The main beneficiaries of this proposal will be indirect, i.e. those scientists who are able to utilise the knowledge gained by exploiting the enhanced analytical capability of a high-end ultra-high resolution MS system. The number of potential applications and the impact that could thus arise is vast, and our tried-and-tested facility business model is already in place for anticipated needs of the community. The exemplar projects must be seen as a small subset of the entire constituency of users, but even within this small group, the number of beneficiaries undertaking projects in BBSRC priority areas that will be enhanced significantly, are clear.

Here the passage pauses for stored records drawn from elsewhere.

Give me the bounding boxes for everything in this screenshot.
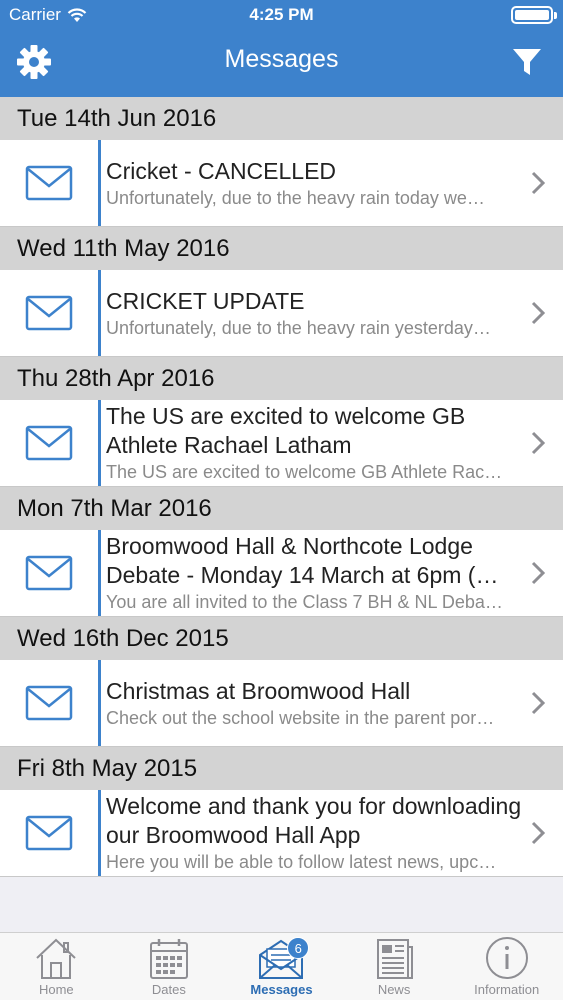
date-header: Fri 8th May 2015: [0, 747, 563, 790]
message-preview: You are all invited to the Class 7 BH & …: [106, 592, 503, 612]
message-title: The US are excited to welcome GB Athlete…: [106, 403, 466, 458]
message-row[interactable]: Broomwood Hall & Northcote Lodge Debate …: [0, 530, 563, 617]
message-row[interactable]: Cricket - CANCELLED Unfortunately, due t…: [0, 140, 563, 227]
message-preview: Here you will be able to follow latest n…: [106, 852, 497, 872]
tab-home[interactable]: Home: [0, 933, 113, 1000]
message-preview: Check out the school website in the pare…: [106, 707, 495, 728]
tab-bar: Home Dates 6 Messages News Information: [0, 932, 563, 1000]
message-title: Cricket - CANCELLED: [106, 157, 337, 184]
tab-label: Messages: [250, 982, 313, 997]
status-time: 4:25 PM: [249, 5, 314, 24]
message-preview: Unfortunately, due to the heavy rain yes…: [106, 317, 491, 338]
chevron-right-icon: [531, 431, 545, 455]
tab-label: Information: [474, 982, 540, 997]
battery-icon: [511, 6, 557, 24]
filter-button[interactable]: [511, 46, 543, 78]
message-title: Christmas at Broomwood Hall: [106, 677, 411, 704]
envelope-icon: [25, 555, 73, 591]
tab-label: News: [377, 982, 411, 997]
message-row[interactable]: Christmas at Broomwood Hall Check out th…: [0, 660, 563, 747]
date-header: Thu 28th Apr 2016: [0, 357, 563, 400]
date-header: Wed 16th Dec 2015: [0, 617, 563, 660]
message-title: CRICKET UPDATE: [106, 287, 305, 314]
tab-dates[interactable]: Dates: [113, 933, 226, 1000]
status-bar: Carrier 4:25 PM: [0, 0, 563, 30]
home-icon: [36, 938, 76, 979]
tab-label: Dates: [151, 982, 186, 997]
date-header: Wed 11th May 2016: [0, 227, 563, 270]
messages-list: Tue 14th Jun 2016 Cricket - CANCELLED Un…: [0, 97, 563, 877]
filter-icon: [513, 49, 541, 75]
envelope-icon: [25, 165, 73, 201]
message-preview: Unfortunately, due to the heavy rain tod…: [106, 187, 485, 208]
envelope-icon: [25, 425, 73, 461]
messages-badge: 6: [287, 937, 310, 959]
chevron-right-icon: [531, 301, 545, 325]
page-title: Messages: [224, 45, 339, 73]
app-header: Carrier 4:25 PM Messages: [0, 0, 563, 97]
chevron-right-icon: [531, 691, 545, 715]
envelope-icon: [25, 295, 73, 331]
calendar-icon: [149, 939, 188, 979]
info-icon: [485, 937, 528, 979]
message-row[interactable]: The US are excited to welcome GB Athlete…: [0, 400, 563, 487]
chevron-right-icon: [531, 171, 545, 195]
envelope-icon: [25, 815, 73, 851]
newspaper-icon: [377, 939, 414, 979]
envelope-icon: [25, 685, 73, 721]
chevron-right-icon: [531, 821, 545, 845]
date-header: Mon 7th Mar 2016: [0, 487, 563, 530]
tab-messages[interactable]: 6 Messages: [225, 933, 338, 1000]
tab-information[interactable]: Information: [450, 933, 563, 1000]
message-preview: The US are excited to welcome GB Athlete…: [106, 462, 503, 482]
message-title: Broomwood Hall & Northcote Lodge Debate …: [106, 533, 499, 588]
message-row[interactable]: CRICKET UPDATE Unfortunately, due to the…: [0, 270, 563, 357]
message-row[interactable]: Welcome and thank you for downloading ou…: [0, 790, 563, 877]
tab-news[interactable]: News: [338, 933, 451, 1000]
chevron-right-icon: [531, 561, 545, 585]
date-header: Tue 14th Jun 2016: [0, 97, 563, 140]
tab-label: Home: [38, 982, 74, 997]
message-title: Welcome and thank you for downloading ou…: [106, 793, 522, 848]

For example, the BBSRC-funded grants studying 'Systems Biology of biological timers and inflammation' (Manchester, Liverpool & Warwick; sLOLA £3.8M) and 'DNA damage-induced phosphorylation and regulation of NF-kB' (Liverpool & Newcastle; £509k) will both benefit from understanding the stimulation-induced dynamics of NF-kB (RelA) modification and the combinatorial effects of modification on protein complex formation and transcriptional activity. Such knowledge is critical in defining the multifactorial regulation of NF-kB signalling in response to diverse types and modes of signal input, which will have impact in the BBSRC strategic priority areas of 'healthy ageing' and 'immune system function', not to mention 'basic bioscience underpinning health'.

Similarly, the ability to define heterogeneity of therapeutic glycoproteins at an early stage of product development will assist in getting low-cost, effective protein-based drugs to market in a timely manner, and is critical given the effects of variable glycosylation on efficacy and product stability. It is expected that >50% of new drug approvals by 2015 will be biologics, reaching ~70% by 2025, and this rapidly growing market is projected to reach ~US$500 billion globally by 2020. However, development of significantly improved, robust characterization platforms which can determine product similarity, particularly with respect to low-cost biosimilars designed against 'off-patent' biotherapeutics, which this project seeks to address, is essential.

The technology development implicit in this application (we are not just technology users, but will drive development into new research spheres) also aligns with the BBSRC strategic priority 'Enabling New Ways of Working/Technology Development'. It follows therefore that access to such cutting-edge equipment, currently largely inaccessible to UK scientists, and the methodology that will be developed, will have great impact in both basic & applied bioscience, ultimately benefiting the general populous. In the short term, this will be due to increasing availability of more and cheaper biologics, and latterly as our basic understanding of the mechanisms involved in healthy ageing, immunity & infection, food-based allergies etc. is translated into novel therapeutics or improved biomarkers and diagnostic platforms.

By ensuring that researchers are maintained at the cutting edge of analytical science, we optimise progress towards realisable goals. Some of the outputs from this research may be realised within a five-year timeframe. Most of these areas have the potential to generate IP that in turn engenders new products and manufacturing processes. The applicants have an excellent track record of industrial collaboration and in the promulgation of their research. Thus, UK industry stands to gain directly from access to this enabling technology (as demonstrated by the letters of support and previously awarded funding from Industrial collaborators, including those actively supported by TSB applications i.e. Discuva).
Finally, by establishing a 'Fusion Hotel' where scientists will be trained and supported to use this technology for their own ends there will be significant impact in the number of able bioanalytical research scientists that can exploit high-end MS techniques in the future.